La tía Elizabeth no respondió, sino que se sentó, altiva, a la mesa de la cena. Emily fue a la despensa a comer su pan con leche, consolándose con el olor de las deliciosas salchichas que comían los otros. A Emily le gustaban las salchichas, y las la de Luna Nueva eran lo mejor en salchichas. Elizabeth Burnley había traído la receta de Inglaterra y su secreto había sido cuidadosamente guardado. Y Emily tenía hambre. Pero había escapado de lo insoportable; las cosas podrían haber sido peores. De pronto se le ocurrió que escribiría un poema épico a imitación de El cantar del último juglar. El primo Jimmy se lo había leído el sábado anterior. Comenzaría el primer canto en seguida. Cuando Laura Murray entró en la despensa, Emily estaba, con el pan y la leche sin terminar y los codos apoyados en el armario, mirando hacia la nada, moviendo apenas los labios y con una luz en los ojos que nunca había existido en la tierra ni en el mar. Incluso había olvidado el aroma de las salchicha. ¿Acaso no estaba bebiendo de la fuente de Castalia?

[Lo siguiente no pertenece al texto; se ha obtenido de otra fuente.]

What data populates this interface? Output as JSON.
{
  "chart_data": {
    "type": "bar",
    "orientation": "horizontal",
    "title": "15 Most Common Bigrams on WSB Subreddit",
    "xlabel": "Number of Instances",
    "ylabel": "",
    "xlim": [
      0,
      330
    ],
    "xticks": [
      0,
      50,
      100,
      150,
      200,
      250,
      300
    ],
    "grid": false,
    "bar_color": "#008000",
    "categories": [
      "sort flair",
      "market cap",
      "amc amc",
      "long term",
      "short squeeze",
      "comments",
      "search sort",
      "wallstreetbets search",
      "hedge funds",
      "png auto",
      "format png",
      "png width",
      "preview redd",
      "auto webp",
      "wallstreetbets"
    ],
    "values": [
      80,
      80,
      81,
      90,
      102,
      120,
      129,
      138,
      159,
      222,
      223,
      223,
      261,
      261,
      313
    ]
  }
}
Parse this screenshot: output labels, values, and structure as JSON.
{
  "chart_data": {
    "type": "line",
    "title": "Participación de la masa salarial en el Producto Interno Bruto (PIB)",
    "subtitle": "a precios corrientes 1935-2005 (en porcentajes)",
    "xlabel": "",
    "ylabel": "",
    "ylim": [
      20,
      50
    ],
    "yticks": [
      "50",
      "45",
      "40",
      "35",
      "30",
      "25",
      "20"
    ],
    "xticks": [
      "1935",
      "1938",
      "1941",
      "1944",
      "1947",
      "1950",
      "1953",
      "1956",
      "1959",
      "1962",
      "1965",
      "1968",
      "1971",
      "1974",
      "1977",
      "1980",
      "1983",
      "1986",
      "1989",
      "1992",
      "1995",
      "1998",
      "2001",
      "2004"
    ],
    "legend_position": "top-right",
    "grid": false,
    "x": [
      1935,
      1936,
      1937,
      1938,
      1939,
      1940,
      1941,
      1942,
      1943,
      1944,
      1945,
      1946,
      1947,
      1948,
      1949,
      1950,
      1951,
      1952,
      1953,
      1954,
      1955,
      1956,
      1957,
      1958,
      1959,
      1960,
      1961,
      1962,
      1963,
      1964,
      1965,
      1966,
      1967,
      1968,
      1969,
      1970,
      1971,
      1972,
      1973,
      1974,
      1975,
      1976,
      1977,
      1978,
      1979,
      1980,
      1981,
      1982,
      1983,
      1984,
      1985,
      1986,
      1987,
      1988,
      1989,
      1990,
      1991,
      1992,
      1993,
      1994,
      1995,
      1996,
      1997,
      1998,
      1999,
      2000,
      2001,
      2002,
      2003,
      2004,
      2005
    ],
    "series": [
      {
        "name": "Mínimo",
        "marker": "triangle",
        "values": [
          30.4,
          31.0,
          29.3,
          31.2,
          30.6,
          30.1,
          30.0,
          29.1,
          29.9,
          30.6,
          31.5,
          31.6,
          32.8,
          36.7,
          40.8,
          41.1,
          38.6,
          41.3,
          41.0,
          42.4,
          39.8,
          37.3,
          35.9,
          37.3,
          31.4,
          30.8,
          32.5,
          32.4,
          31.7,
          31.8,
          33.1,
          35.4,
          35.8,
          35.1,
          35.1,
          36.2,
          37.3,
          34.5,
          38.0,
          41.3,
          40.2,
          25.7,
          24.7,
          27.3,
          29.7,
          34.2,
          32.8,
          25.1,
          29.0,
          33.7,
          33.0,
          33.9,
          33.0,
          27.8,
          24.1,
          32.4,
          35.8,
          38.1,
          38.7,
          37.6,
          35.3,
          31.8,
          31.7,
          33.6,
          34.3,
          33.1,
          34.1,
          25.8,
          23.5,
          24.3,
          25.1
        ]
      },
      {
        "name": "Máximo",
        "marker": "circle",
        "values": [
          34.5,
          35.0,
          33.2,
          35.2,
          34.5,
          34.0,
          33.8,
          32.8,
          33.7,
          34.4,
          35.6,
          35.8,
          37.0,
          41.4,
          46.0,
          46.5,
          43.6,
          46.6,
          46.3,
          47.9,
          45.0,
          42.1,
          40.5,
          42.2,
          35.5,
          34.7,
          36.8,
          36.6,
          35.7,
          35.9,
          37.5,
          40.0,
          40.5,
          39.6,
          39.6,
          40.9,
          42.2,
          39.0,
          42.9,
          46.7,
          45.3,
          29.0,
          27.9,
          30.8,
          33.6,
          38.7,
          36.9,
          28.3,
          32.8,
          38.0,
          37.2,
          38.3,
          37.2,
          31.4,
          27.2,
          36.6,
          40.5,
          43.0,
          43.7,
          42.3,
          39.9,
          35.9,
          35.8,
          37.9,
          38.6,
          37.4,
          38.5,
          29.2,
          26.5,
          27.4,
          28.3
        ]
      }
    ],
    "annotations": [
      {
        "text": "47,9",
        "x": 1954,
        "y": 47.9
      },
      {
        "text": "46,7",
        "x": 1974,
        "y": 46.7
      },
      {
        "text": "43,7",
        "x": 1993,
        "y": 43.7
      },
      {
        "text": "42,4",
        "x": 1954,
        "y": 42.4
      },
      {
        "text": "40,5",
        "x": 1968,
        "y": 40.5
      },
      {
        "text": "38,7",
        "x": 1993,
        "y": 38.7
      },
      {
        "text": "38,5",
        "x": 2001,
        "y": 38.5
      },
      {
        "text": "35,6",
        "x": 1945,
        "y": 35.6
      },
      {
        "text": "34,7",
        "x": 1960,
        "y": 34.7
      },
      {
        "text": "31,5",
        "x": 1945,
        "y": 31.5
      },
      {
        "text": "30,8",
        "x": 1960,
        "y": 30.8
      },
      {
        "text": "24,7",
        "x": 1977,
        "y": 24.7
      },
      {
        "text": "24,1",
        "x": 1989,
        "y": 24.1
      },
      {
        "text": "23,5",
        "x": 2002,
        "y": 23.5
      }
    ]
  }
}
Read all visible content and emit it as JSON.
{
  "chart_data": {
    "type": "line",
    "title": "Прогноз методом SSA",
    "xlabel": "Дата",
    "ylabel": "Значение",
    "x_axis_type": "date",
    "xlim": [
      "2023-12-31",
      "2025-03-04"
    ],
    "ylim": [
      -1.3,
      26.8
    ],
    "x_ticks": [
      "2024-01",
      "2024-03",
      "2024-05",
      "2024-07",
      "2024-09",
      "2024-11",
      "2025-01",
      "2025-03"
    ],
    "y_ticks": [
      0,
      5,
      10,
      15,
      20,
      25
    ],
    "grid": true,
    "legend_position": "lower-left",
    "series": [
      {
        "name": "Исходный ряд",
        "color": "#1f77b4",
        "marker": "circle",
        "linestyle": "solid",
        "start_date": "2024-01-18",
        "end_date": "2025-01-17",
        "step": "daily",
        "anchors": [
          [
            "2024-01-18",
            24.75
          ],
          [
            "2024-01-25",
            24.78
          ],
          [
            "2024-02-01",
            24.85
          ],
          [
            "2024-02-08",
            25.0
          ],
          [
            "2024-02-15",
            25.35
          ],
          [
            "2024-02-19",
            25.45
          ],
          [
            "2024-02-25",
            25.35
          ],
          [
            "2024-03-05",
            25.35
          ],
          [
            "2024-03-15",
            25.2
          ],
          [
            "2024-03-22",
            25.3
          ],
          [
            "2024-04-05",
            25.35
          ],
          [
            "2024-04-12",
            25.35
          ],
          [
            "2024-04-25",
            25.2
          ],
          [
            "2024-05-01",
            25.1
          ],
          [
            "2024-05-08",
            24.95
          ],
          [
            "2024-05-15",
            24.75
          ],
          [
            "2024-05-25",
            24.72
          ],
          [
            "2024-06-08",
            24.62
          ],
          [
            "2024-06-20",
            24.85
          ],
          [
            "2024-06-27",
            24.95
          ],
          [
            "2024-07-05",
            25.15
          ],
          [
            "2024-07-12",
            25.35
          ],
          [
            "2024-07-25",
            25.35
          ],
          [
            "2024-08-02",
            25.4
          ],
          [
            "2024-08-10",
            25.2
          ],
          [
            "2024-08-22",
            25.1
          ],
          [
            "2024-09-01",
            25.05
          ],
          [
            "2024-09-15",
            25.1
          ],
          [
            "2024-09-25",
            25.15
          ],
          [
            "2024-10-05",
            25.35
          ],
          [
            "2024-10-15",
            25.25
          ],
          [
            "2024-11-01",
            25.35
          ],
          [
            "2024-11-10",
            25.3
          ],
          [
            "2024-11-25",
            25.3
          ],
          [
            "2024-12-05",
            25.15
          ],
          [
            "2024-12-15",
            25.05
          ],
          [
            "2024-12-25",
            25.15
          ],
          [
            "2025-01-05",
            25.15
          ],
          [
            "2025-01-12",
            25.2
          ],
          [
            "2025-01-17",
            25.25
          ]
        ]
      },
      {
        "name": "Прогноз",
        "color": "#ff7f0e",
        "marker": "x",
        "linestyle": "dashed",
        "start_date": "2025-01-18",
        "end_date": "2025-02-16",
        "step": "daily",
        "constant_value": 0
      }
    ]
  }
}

—Emily —dijo la tía Laura, cerrando la puerta y mirando amorosamente a Emily con sus bondadosos ojos azules—, a mí puedes contarme lo que quieras. La señorita Brownell no me gusta y no creo que no te falte razón, aunque está claro que no deberías escribir poesía cuando tienes que hacer cuentas. Y en esa caja hay unas galletitas de jengibre.
—No quiero hablar con nadie, querida tía Laura, soy demasiado feliz —dijo Emily, soñadora—. Estoy componiendo una epopeya, se va a llamar La dama blanca y ya he hecho veinte versos, y dos son bellísimos. La heroína quiere ingresar en un convento y el padre le dice que, si lo hace, nunca podrá
De la vida volver a abrir la puerta,
si te encierras, como en vida muerta.
Ay, tía Laura, al componer esos versos me vino «el destello». Y ya no me interesan las galletitas de jengibre.
La tía Laura volvió a sonreír.
—Tal vez no ahora, querida. Pero cuando se te haya pasado el momento de inspiración, no estará de más que recuerdes que las galletitas de esa caja no están contadas y que son tan mías como de Elizabeth.